La question n'est toujours pas simple!
Fallait-il laisser Jeannot seul dans son enfer? Fallait-il en effacer la trace? Pour Jeannot, c'est trop tard. Exposer son plancher c'est contribuer à convertir un drame intime en perplexité partageable, celle qui nous concerne tous, au-delà des énoncés personnels de Jeannot. Celle qui pousse les Haïtiens aujourd'hui à prier Dieu parce que, faute de le pouvoir, nous ne sommes pas là. Notre dette à son égard c'est celle que Levinas nous prescrit: Ne laisser personne seul, même devant l'insoutenable. Alors, oui, le délire inscrit sur le plancher de Jeannot appartient à la culture commune et mérite d'être exposé en entier, d'un seul tenant, à plat ou en légère obliquité comme à la Halle St Pierre, et si possible dans une pièce qui serait un lieu de recueillement. Pour partager le mystère du Dieu obscur auquel il s'adresse faute de nous avoir trouvés.

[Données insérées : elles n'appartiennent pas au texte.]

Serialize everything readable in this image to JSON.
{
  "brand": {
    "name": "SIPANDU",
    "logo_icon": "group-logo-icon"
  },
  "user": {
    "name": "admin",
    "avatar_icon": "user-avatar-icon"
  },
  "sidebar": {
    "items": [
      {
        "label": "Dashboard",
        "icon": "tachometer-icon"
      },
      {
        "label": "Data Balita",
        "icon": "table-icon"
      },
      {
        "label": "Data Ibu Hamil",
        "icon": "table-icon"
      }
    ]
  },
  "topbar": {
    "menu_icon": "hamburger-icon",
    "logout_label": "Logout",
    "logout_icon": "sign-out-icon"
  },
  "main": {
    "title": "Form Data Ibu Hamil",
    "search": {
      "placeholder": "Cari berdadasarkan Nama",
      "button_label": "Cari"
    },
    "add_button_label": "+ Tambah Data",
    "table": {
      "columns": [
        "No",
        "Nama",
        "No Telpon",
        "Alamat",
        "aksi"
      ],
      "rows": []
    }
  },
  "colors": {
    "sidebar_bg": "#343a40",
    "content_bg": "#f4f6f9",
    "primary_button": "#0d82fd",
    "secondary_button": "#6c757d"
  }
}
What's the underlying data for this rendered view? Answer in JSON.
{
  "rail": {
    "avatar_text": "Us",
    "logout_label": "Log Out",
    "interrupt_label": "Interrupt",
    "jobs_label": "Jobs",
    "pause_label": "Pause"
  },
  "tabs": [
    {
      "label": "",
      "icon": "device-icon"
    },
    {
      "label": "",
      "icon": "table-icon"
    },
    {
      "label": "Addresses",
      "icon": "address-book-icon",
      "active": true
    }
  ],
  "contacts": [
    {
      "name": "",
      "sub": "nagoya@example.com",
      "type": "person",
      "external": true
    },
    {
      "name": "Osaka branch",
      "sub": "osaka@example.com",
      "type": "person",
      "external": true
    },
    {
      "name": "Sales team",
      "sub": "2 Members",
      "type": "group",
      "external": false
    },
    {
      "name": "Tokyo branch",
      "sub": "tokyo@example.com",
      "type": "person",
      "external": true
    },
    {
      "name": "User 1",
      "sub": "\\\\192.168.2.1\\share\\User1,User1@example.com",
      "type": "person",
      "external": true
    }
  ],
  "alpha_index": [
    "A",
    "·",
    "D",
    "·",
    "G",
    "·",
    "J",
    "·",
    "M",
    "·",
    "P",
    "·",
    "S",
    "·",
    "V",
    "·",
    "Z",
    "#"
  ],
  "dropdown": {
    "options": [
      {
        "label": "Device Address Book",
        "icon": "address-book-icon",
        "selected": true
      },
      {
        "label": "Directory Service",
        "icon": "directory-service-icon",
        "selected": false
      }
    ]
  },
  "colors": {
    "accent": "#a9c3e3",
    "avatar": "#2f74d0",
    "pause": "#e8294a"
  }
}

Dans un musée ce serait mieux : ouvert à tous.

Écrit par : Béatrice Steiner | 16.01.2010

Ce qui est sur, c'est que le texte lui, est à transmettre.
Un autre cas de graveur à Rouen, il s'appelle Alain;
http://lesmotsdalain.free.fr/
http://www.fotolog.com/desmots_desmurs/
Là c'est pareil, quand il grave ou qu'il gueule un monologue dans la rue, je ne peux m'empêcher de le regarder, voir de le suivre, est-ce voyeurisme?